Au cours de la conférence de presse, Jason Greenblatt a refusé de s’exprimer sur un sujet autre que l’eau, considérant cet accord comme le « présage de choses à venir ». Il s’agit selon lui d’une « illustration des deux parties travaillant ensemble pour un accord profitant à chacun ». Les messages positifs sont suffisamment rares pour être exploités. Le 10 juillet, une mise en scène similaire avait été organisée devant les caméras. Le ministre israélien des infrastructures, Yuval Steinitz, et le premier ministre palestinien, Rami Hamdallah, avaient coupé un ruban rouge pour inaugurer la première infrastructure énergétique entièrement gérée par Ramallah, à Jénine.

La sous-station d’Al-Jalameh va permettre de mieux approvisionner la population du nord de la Cisjordanie. La gestion de l’électricité dépendra des ingénieurs palestiniens. Trois autres sous-stations de cette nature sont prévues à Tarqumiya, Naplouse et Ramallah, financées par la Banque européenne d’investissement (BEI). Là aussi, il s’agit d’un projet ancien, dont la mise en musique politique correspond à l’effort diplomatique américain.

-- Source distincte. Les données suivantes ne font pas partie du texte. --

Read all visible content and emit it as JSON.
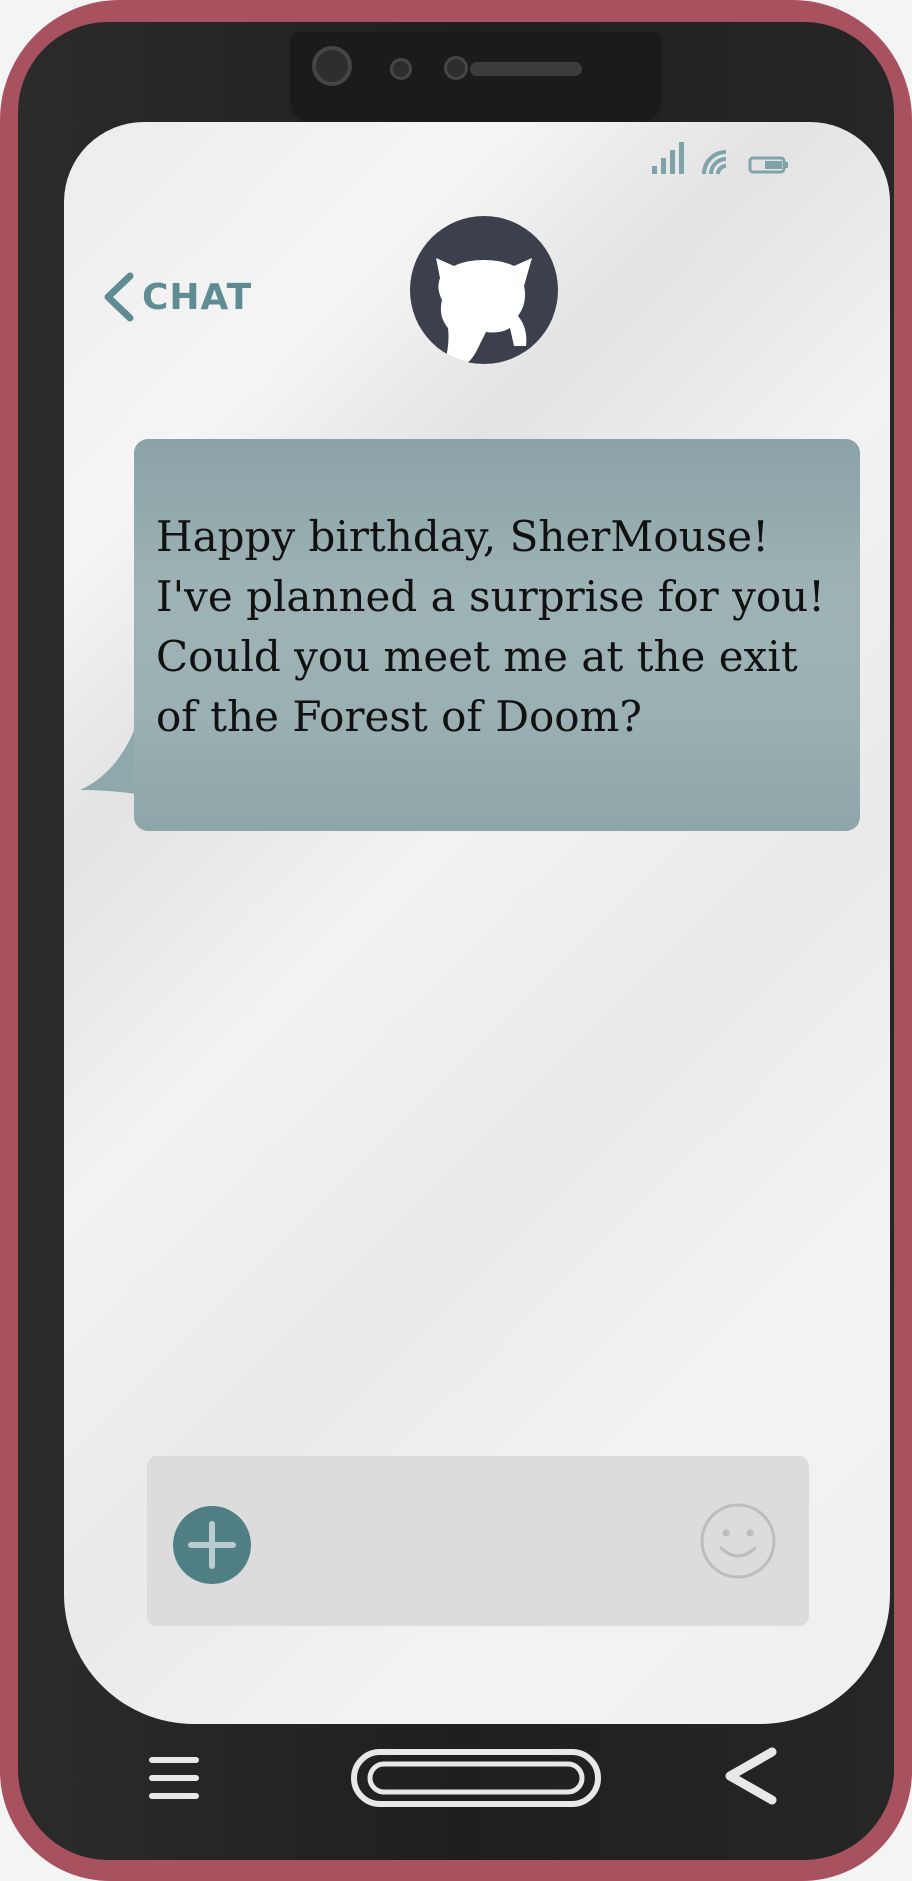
{
  "colors": {
    "frame": "#a8525f",
    "body": "#222222",
    "screen": "#efefef",
    "accent": "#5f8b93",
    "bubble": "#9ab0b3",
    "avatar": "#3c3f4c",
    "composer": "#dcdcdc"
  },
  "status_bar": {
    "icons": [
      "signal-icon",
      "wifi-icon",
      "battery-icon"
    ]
  },
  "header": {
    "back_label": "CHAT",
    "back_icon": "chevron-left-icon",
    "avatar_icon": "cat-silhouette-icon"
  },
  "conversation": {
    "messages": [
      {
        "text": "Happy birthday, SherMouse!\nI've planned a surprise for you!\nCould you meet me at the exit\nof the Forest of Doom?"
      }
    ]
  },
  "composer": {
    "add_icon": "plus-icon",
    "input_value": "",
    "input_placeholder": "",
    "emoji_icon": "smiley-icon"
  },
  "nav_bar": {
    "items": [
      "menu-icon",
      "home-icon",
      "back-icon"
    ]
  }
}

« Le deal ultime est impossible »

L’administration Trump cherche à montrer que les deux parties, en faisant des efforts, peuvent rapprocher leurs points de vue. Mais, en coulisses, le pessimisme règne sur l’ampleur des ambitions américaines. Dès qu’il s’agit d’évoquer les paramètres du conflit – comme Jérusalem ou les colonies –, l’Autorité palestinienne et le gouvernement Nétanyahou n’ont ni le crédit politique ni l’envie pour faire des compromis.

« L’idée qu’on pourrait parvenir facilement à une sorte d’accord comme dans l’immobilier, grâce à de bons avocats, est une illusion, explique Amos Yadlin, ancien chef du renseignement militaire, directeur de l’Institut pour les études sur la sécurité nationale (INSS). Il y a en jeu des narrations nationales, Etat juif contre la question des réfugiés chez les Palestiniens, ou encore des croyances religieuses. L’administration Trump va comprendre que le deal ultime est impossible. Beaucoup de choses, à ce moment-là, pourront être faites, des arrangements temporaires trouvés. »

Amos Yadlin estime qu’il faut garder la solution à deux Etats comme une option souhaitable à terme. Mais le plus urgent serait d’impliquer les pays arabes dans des projets concrets, pour changer l’atmosphère générale.